COMPOSITION DE LA COUR :
En application des dispositions de l’article 945-1 du Code de procédure civile, l’affaire a été plaidée et débattue à l’audience du 28 Janvier 2022 sans opposition des parties devant Madame LABAYE, Conseillère, magistrat chargé d’instruire l’affaire.
Le magistrat rapporteur a rendu compte des plaidoiries dans le délibéré de la Cour composée de :
Madame GOUARIN, Présidente Madame LABAYE, Conseillère
Madame GERMAIN, Conseillère
GREFFIER LORS DES DEBATS :
Madame X
DÉBATS :
A l’audience publique du 28 Janvier 2022, où l’affaire a été mise en délibéré au 17 Mars 2022
ARRÊT :
Réputé contradictoire
Prononcé publiquement le 17 Mars 2022, par mise à disposition de l’arrêt au greffe de la Cour, les parties en ayant été préalablement avisées dans les conditions prévues au deuxième alinéa de l’article 450 du Code de procédure civile,
signé par Madame LABAYE, Conseillère en remplacement de la présidente empêchée et par Madame X, Greffière.
EXPOSE DU LITIGE
Par déclaration en date du 05 octobre 2018, Mme G-H Y a saisi la commission de surendettement de la Côte-d’Or d’une demande tendant au traitement de sa situation de surendettement, dossier déclaré recevable le 18 décembre 2018.
La commission, le 22 octobre 2019, a élaboré des mesures imposées soit rééchelonnement de tout ou partie des créances sur une durée de quatre-vingt quatre mois, application du taux d’intérêts de 0%, effacement partiel ou total des dettes à l’issue des mesures.
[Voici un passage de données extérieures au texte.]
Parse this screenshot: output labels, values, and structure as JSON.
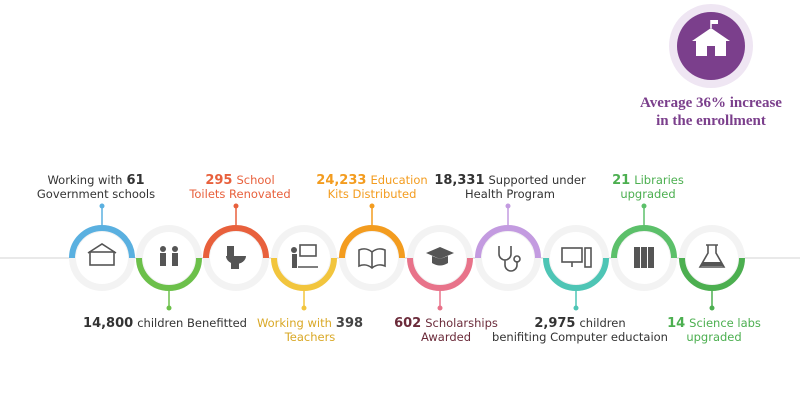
{
  "highlight": {
    "lines": [
      "Average 36% increase",
      "in the enrollment"
    ],
    "color": "#7b3f8c"
  },
  "items": [
    {
      "color": "#5ab0e0",
      "lines": [
        [
          {
            "text": "Working with",
            "color": "#333333"
          },
          {
            "text": "61",
            "color": "#333333",
            "bold": true
          }
        ],
        [
          {
            "text": "Government schools",
            "color": "#333333"
          }
        ]
      ]
    },
    {
      "color": "#6cc04a",
      "lines": [
        [
          {
            "text": "14,800",
            "color": "#333333",
            "bold": true
          },
          {
            "text": "children Benefitted",
            "color": "#333333"
          }
        ]
      ]
    },
    {
      "color": "#e8603c",
      "lines": [
        [
          {
            "text": "295",
            "color": "#e8603c",
            "bold": true
          },
          {
            "text": "School",
            "color": "#e8603c"
          }
        ],
        [
          {
            "text": "Toilets Renovated",
            "color": "#e8603c"
          }
        ]
      ]
    },
    {
      "color": "#f2c53d",
      "lines": [
        [
          {
            "text": "Working with",
            "color": "#d9a826"
          },
          {
            "text": "398",
            "color": "#444444",
            "bold": true
          }
        ],
        [
          {
            "text": "Teachers",
            "color": "#d9a826"
          }
        ]
      ]
    },
    {
      "color": "#f39c1f",
      "lines": [
        [
          {
            "text": "24,233",
            "color": "#f39c1f",
            "bold": true
          },
          {
            "text": "Education",
            "color": "#f39c1f"
          }
        ],
        [
          {
            "text": "Kits Distributed",
            "color": "#f39c1f"
          }
        ]
      ]
    },
    {
      "color": "#e8738a",
      "lines": [
        [
          {
            "text": "602",
            "color": "#6b2b3a",
            "bold": true
          },
          {
            "text": "Scholarships",
            "color": "#6b2b3a"
          }
        ],
        [
          {
            "text": "Awarded",
            "color": "#6b2b3a"
          }
        ]
      ]
    },
    {
      "color": "#c39be0",
      "lines": [
        [
          {
            "text": "18,331",
            "color": "#333333",
            "bold": true
          },
          {
            "text": "Supported under",
            "color": "#333333"
          }
        ],
        [
          {
            "text": "Health Program",
            "color": "#333333"
          }
        ]
      ]
    },
    {
      "color": "#4ec5b5",
      "lines": [
        [
          {
            "text": "2,975",
            "color": "#333333",
            "bold": true
          },
          {
            "text": "children",
            "color": "#333333"
          }
        ],
        [
          {
            "text": "benifiting Computer eductaion",
            "color": "#333333"
          }
        ]
      ]
    },
    {
      "color": "#5cc06a",
      "lines": [
        [
          {
            "text": "21",
            "color": "#4caf50",
            "bold": true
          },
          {
            "text": "Libraries",
            "color": "#4caf50"
          }
        ],
        [
          {
            "text": "upgraded",
            "color": "#4caf50"
          }
        ]
      ]
    },
    {
      "color": "#4caf50",
      "lines": [
        [
          {
            "text": "14",
            "color": "#4caf50",
            "bold": true
          },
          {
            "text": "Science labs",
            "color": "#4caf50"
          }
        ],
        [
          {
            "text": "upgraded",
            "color": "#4caf50"
          }
        ]
      ]
    }
  ]
}
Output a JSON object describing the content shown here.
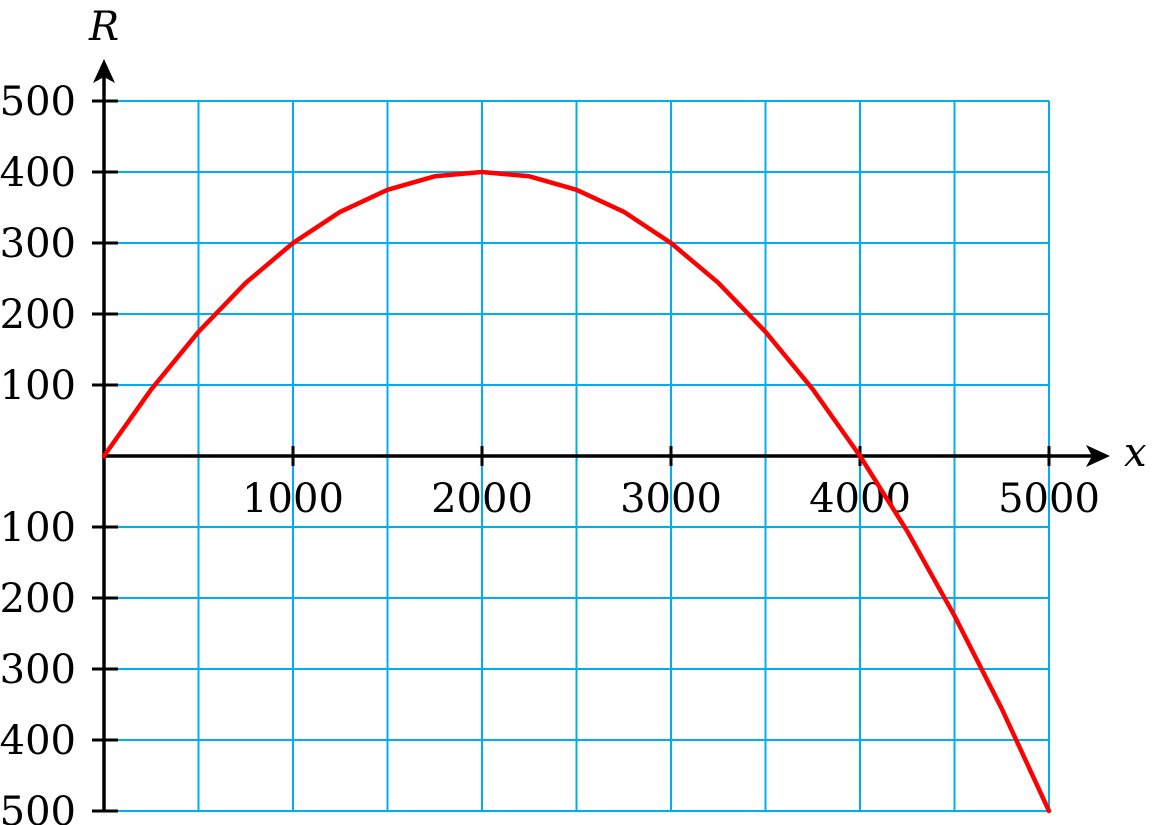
{
  "chart_data": {
    "type": "line",
    "title": "",
    "xlabel": "x",
    "ylabel": "R",
    "xlim": [
      0,
      5000
    ],
    "ylim": [
      -500,
      500
    ],
    "grid": true,
    "x_tick_labels": [
      "1000",
      "2000",
      "3000",
      "4000",
      "5000"
    ],
    "x_ticks": [
      1000,
      2000,
      3000,
      4000,
      5000
    ],
    "y_tick_labels": [
      "500",
      "400",
      "300",
      "200",
      "100",
      "100",
      "200",
      "300",
      "400",
      "500"
    ],
    "y_ticks": [
      500,
      400,
      300,
      200,
      100,
      -100,
      -200,
      -300,
      -400,
      -500
    ],
    "series": [
      {
        "x": [
          0,
          250,
          500,
          750,
          1000,
          1250,
          1500,
          1750,
          2000,
          2250,
          2500,
          2750,
          3000,
          3250,
          3500,
          3750,
          4000,
          4250,
          4500,
          4750,
          5000
        ],
        "values": [
          0,
          94,
          175,
          244,
          300,
          344,
          375,
          394,
          400,
          394,
          375,
          344,
          300,
          244,
          175,
          94,
          0,
          -106,
          -225,
          -356,
          -500
        ]
      }
    ],
    "colors": {
      "curve": "#ff0000",
      "grid": "#00aeef",
      "axis": "#000000"
    }
  }
}
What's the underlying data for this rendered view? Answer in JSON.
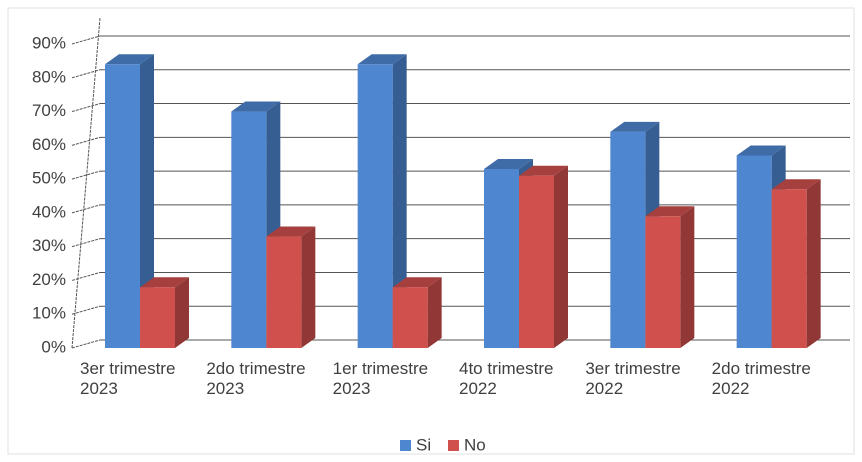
{
  "chart_data": {
    "type": "bar3d",
    "categories": [
      "3er trimestre 2023",
      "2do trimestre 2023",
      "1er trimestre 2023",
      "4to trimestre 2022",
      "3er trimestre 2022",
      "2do trimestre 2022"
    ],
    "series": [
      {
        "name": "Si",
        "color": "#4f86d0",
        "values": [
          84,
          70,
          84,
          53,
          64,
          57
        ]
      },
      {
        "name": "No",
        "color": "#cf504d",
        "values": [
          18,
          33,
          18,
          51,
          39,
          47
        ]
      }
    ],
    "ylim": [
      0,
      90
    ],
    "yticks": [
      {
        "value": 0,
        "label": "0%"
      },
      {
        "value": 10,
        "label": "10%"
      },
      {
        "value": 20,
        "label": "20%"
      },
      {
        "value": 30,
        "label": "30%"
      },
      {
        "value": 40,
        "label": "40%"
      },
      {
        "value": 50,
        "label": "50%"
      },
      {
        "value": 60,
        "label": "60%"
      },
      {
        "value": 70,
        "label": "70%"
      },
      {
        "value": 80,
        "label": "80%"
      },
      {
        "value": 90,
        "label": "90%"
      }
    ],
    "grid": true,
    "legend": "bottom"
  }
}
Mme Y a contesté ces mesures.
Par jugement du 15 février 2021, le juge des contentieux de la protection du tribunal judiciaire du Havre, statuant en matière de surendettement des particuliers, a:
- déclaré recevable le recours formé par Mme G-H Y et l’a dit bien fondé,
- modifié les mesures élaborées par la commission de surendettement des particuliers de la Côte-d’Or en date du 22 octobre 2019,
- fixé à la somme maximale de 870 euros par mois la capacité de remboursement de Mme G-H Y,
- ordonné le rééchelonnement des dettes déclarées par Mme G-H Y pendant une durée maximale totale de soixante trois mois, selon les modalités prévues dans le tableau annexé au présent jugement,
- réduit à 0% le taux des intérêts des créances pendant la durée des mesures d’apurement,
- dit que les présentes mesures d’apurement entreront en vigueur le 15 mars 2021, ou à défaut pour le jugement d’avoir été notifié avant cette date, le dixième jour du mois suivant la notification du jugement,
- dit que les premiers versements éventuellement effectués depuis l’arrêté des créances seront imputés sur les échéances dues en vertu du plan annexé au jugement,
- dit que le plan d’apurement sera caduc quinze jours après une mise en demeure demeurée infructueuse, adressée à Mme G-H Y d’avoir à exécuter ses obligations,
- rappelé que ces mesures d’apurement ne sont opposables qu’aux créanciers non alimentaires dont l’existence a été signalée par Mme G-H Y, et qui ont été avisés par la commission de la procédure de surendettement
- rappelé que pendant toute la durée d’exécution des mesures d’apurement, Mme G-H Y a interdiction d’aggraver son état d’endettement, notamment en souscrivant un nouvel emprunt ou en procédant à des actes de disposition, et ce, à peine de déchéance,
- dit que dans les deux mois suivant tout événement de nature à augmenter sa capacité de remboursement, Mme G-H Y devra, sous peine de déchéance, informer la Commission de surendettement des particuliers de sa nouvelle situation afin qu’un nouvel échelonnement des dettes soit établi,
- rappelé que les dispositions du jugement se substituent à tous les accords antérieurs qui ont pu être conclus entre Mme G-H Y et les créanciers, et ces derniers doivent donc impérativement suspendre tous les prélèvements qui auraient été prévus pour des montants supérieurs à ceux fixés par le jugement,
- rappelé que cette décision fait obstacle pendant toute la durée des mesures aux procédures et voies d’exécution diligentées contre Mme Y par les créanciers visés par les mesures,
- dit que le jugement sera notifié à la débitrice et aux créanciers par lettre recommandée avec accusé de réception et communiqué à la commission de surendettement des particuliers de la Côte-d’Or par lettre simple,
- rappelé que le jugement est de droit exécutoire à titre provisoire,
- laissé les dépens à la charge de l’Etat.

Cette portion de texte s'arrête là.